Exploring Web Mining

Web Mining Applications

There is a wide range of industry and service specific research in the literature regarding web mining applications including those used in e-commerce, news websites, discussion forums, weblogs, and e-learning. Ghuli and Shettar. (2014), for example, proposed an e-commerce shopping agent designed to allow consumers to shop for the best deal among alternative vendors. Since such an application is resource intensive, the authors recommended using Hadoop MapReduce, a software framework that allows for distributed processing of large datasets across clusters of computers. MapReduce allows splitting of input datasets into independent chunks that can be processed in parallel across the clusters. Results indicated that while the distributed model performed faster, inconsistent placement of DOM elements containing items of interest and the related metadata proved problematic for the crawler.
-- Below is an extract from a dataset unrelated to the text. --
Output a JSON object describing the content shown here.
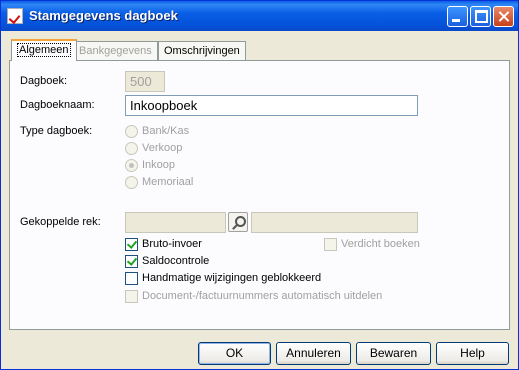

Large news websites pose similar crawling problems due to the various ways content is made accessible and rendered in the DOM. Access to premium content, of course is restricted behind a paywall, however, when templates or website structure changes, crawlers quickly become outdated and are unable to index the metadata of new content (i.e. title, author, date, etc) without significant manual modification. Varlamix, Tsirakis, Poulopoulos, and Tsantilas (2014) proposed an automatic wrapper generation process for news or blog websites with each site having a wrapper for its home page, the category pages, and the article pages. Based on the machine-learning paradigm, wrappers are self-correcting in that they learn to distinguish structural elements of interest from irrelevant elements and automatically request a re-building of wrappers when validation fails repeatedly. Results of the authors’ study involving 95 Greek news sites and 2,117 distinct category pages revealed an error rate of greater than 40%. Errors were mostly related to misclassification, namely that of non-category pages classified as category pages (ie. about us and terms of use policies, etc.), article media classified as advertisement media, and articles containing only non-textual media classified as irrelevant content. The authors suggested blacklisting or auto-characterizing certain types of pages and elements to reduce the error rate.
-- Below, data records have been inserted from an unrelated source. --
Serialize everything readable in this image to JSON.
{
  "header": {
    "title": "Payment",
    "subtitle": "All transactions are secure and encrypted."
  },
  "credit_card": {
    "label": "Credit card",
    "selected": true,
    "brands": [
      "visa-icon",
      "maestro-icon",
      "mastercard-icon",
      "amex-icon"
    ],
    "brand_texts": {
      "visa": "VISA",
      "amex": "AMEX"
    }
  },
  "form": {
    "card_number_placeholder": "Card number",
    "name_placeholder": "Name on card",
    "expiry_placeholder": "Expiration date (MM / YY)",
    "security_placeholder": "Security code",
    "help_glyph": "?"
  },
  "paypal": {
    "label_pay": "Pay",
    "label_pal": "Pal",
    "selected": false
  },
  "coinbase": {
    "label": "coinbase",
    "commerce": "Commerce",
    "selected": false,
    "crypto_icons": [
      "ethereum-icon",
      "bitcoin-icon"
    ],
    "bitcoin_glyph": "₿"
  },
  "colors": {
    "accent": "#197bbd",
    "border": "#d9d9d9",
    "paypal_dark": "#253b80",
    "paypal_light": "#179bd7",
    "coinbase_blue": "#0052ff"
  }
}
In online education, Hijazi and Itmazi (2013), proposed a context-aware crawler that periodically crawls selected open educational resources. Results are integrated into the learning management system (LMS) and resources are presented only to students who have expressed an interest in the subject. Resources are delivered to interested students further on the basis of students’ delivery preferences (e.g. device, operating system, and connection type).and location. Results of a survey revealed 83% of students accepted this type of context-aware integration of external supplemental learning material into the LMS. Those who rejected the enhancement did so primarily because they did not own or have access to the technology needed to connect remotely or were concerned about revealing private information (i.e. location).